Mmm, Manos. The colorway is mulled wine:

manos colors

That's what I had on Friday, and today I had this:

leftovers

Leftovers on the head of the Yarn Guardian.

No, really, the spider is the Yarn Guardian. He was a gift from my friend the Peony in the aftermath of a moth scare. See, his tag proves it:

the name of the spider

(Too fuzzy? It says "I am the Yarn Guardian. I eat moths!")

Oh, what else did the Manos turn into? This:

scarf on me

Check out the awesomeness: It's a reversible cabled scarf. I was knitting away during Knitty Gritty on Thursday, when Lily Chin was on, and she uttered the magic words: Reversible cables. I about snapped my neck, I looked up so fast. Cables that look the same on both sides? Who ever heard of such a thing?
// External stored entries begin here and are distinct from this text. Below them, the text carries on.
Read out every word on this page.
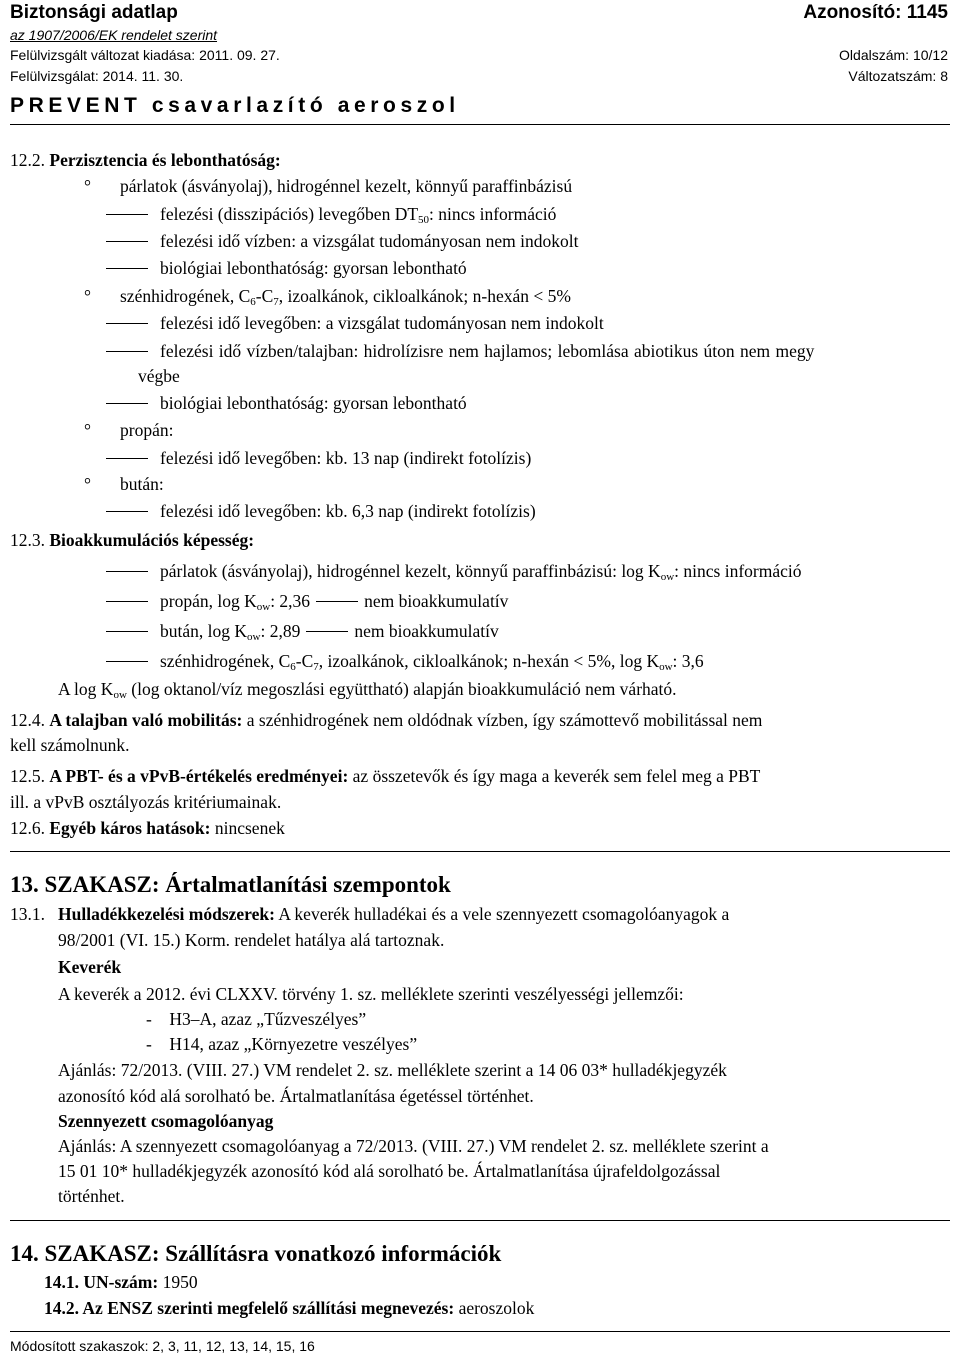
Biztonsági adatlap	Azonosító: 1145
az 1907/2006/EK rendelet szerint
Felülvizsgált változat kiadása: 2011. 09. 27.	Oldalszám: 10/12
Felülvizsgálat: 2014. 11. 30.	Változatszám: 8
PREVENT csavarlazító aeroszol
12.2. Perzisztencia és lebonthatóság:
° párlatok (ásványolaj), hidrogénnel kezelt, könnyű paraffinbázisú
felezési (disszipációs) levegőben $DT_{50}$: nincs információ
felezési idő vízben: a vizsgálat tudományosan nem indokolt
biológiai lebonthatóság: gyorsan lebontható
° szénhidrogének, $C_6-C_7$, izoalkánok, cikloalkánok; n-hexán < 5%
felezési idő levegőben: a vizsgálat tudományosan nem indokolt
felezési idő vízben/talajban: hidrolízisre nem hajlamos; lebomlása abiotikus úton nem megy
végbe
biológiai lebonthatóság: gyorsan lebontható
° propán:
felezési idő levegőben: kb. 13 nap (indirekt fotolízis)
° bután:
felezési idő levegőben: kb. 6,3 nap (indirekt fotolízis)
12.3. Bioakkumulációs képesség:
párlatok (ásványolaj), hidrogénnel kezelt, könnyű paraffinbázisú: $\log K_{ow}$: nincs információ
propán, $\log K_{ow}$: 2,36	nem bioakkumulatív
bután, $\log K_{ow}$: 2,89	nem bioakkumulatív
szénhidrogének, $C_6-C_7$, izoalkánok, cikloalkánok; n-hexán < 5%, $\log K_{ow}$: 3,6
A $\log K_{ow}$ (log oktanol/víz megoszlási együttható) alapján bioakkumuláció nem várható.
12.4. A talajban való mobilitás: a szénhidrogének nem oldódnak vízben, így számottevő mobilitással nem
kell számolnunk.
12.5. A PBT- és a vPvB-értékelés eredményei: az összetevők és így maga a keverék sem felel meg a PBT
ill. a vPvB osztályozás kritériumainak.
12.6. Egyéb káros hatások: nincsenek
13. SZAKASZ: Ártalmatlanítási szempontok
13.1. Hulladékkezelési módszerek: A keverék hulladékai és a vele szennyezett csomagolóanyagok a
98/2001 (VI. 15.) Korm. rendelet hatálya alá tartoznak.
Keverék
A keverék a 2012. évi CLXXV. törvény 1. sz. melléklete szerinti veszélyességi jellemzői:
-    H3–A, azaz „Tűzveszélyes”
-    H14, azaz „Környezetre veszélyes”
Ajánlás: 72/2013. (VIII. 27.) VM rendelet 2. sz. melléklete szerint a 14 06 03* hulladékjegyzék
azonosító kód alá sorolható be. Ártalmatlanítása égetéssel történhet.
Szennyezett csomagolóanyag
Ajánlás: A szennyezett csomagolóanyag a 72/2013. (VIII. 27.) VM rendelet 2. sz. melléklete szerint a
15 01 10* hulladékjegyzék azonosító kód alá sorolható be. Ártalmatlanítása újrafeldolgozással
történhet.
14. SZAKASZ: Szállításra vonatkozó információk
14.1. UN-szám: 1950
14.2. Az ENSZ szerinti megfelelő szállítási megnevezés: aeroszolok
Módosított szakaszok: 2, 3, 11, 12, 13, 14, 15, 16
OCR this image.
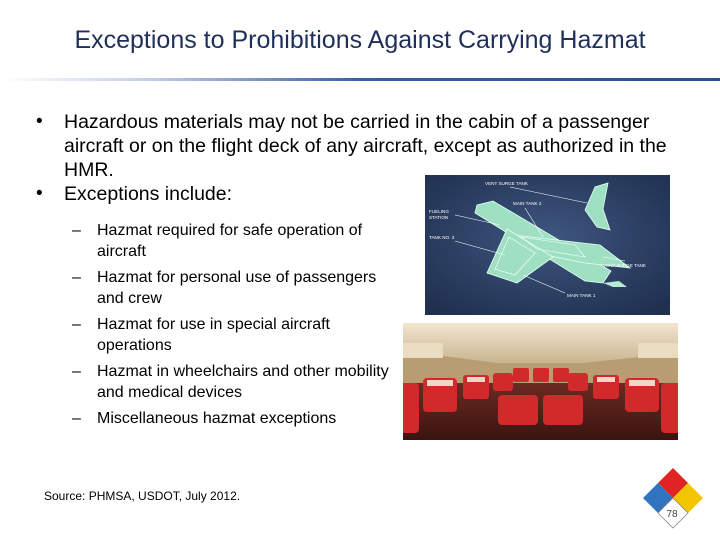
Exceptions to Prohibitions Against Carrying Hazmat
• Hazardous materials may not be carried in the cabin of a passenger aircraft or on the flight deck of any aircraft, except as authorized in the HMR.
• Exceptions include:
– Hazmat required for safe operation of aircraft
– Hazmat for personal use of passengers and crew
– Hazmat for use in special aircraft operations
– Hazmat in wheelchairs and other mobility and medical devices
– Miscellaneous hazmat exceptions
VENT SURGE TANK
MAIN TANK 2
FUELING
STATION
TANK NO. 3
VENT SURGE TANK
MAIN TANK 1
Source: PHMSA, USDOT, July 2012.
78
I wasn't sure I was going to have enough. I got two hanks, ostensibly of 135 yards each, but when I got done with the first one I had a little less than what I considered to be half a scarf. But either I had invisible gauge changes, or "about 135 yards" isn't a terribly precise measurement, because this is how much difference there was between the two hanks:

about 135 yards?

That's, like, a foot of knitting. Kind of a big difference. Fortunately, the scarf came out exactly the length I was hoping for, so all in all the Yarn Guardian and I are pleased.

YG, scarf, and leftovers

With any luck, all this knitting will help me come through the long walks in the arctic blasts with all my body parts un-frostbitten.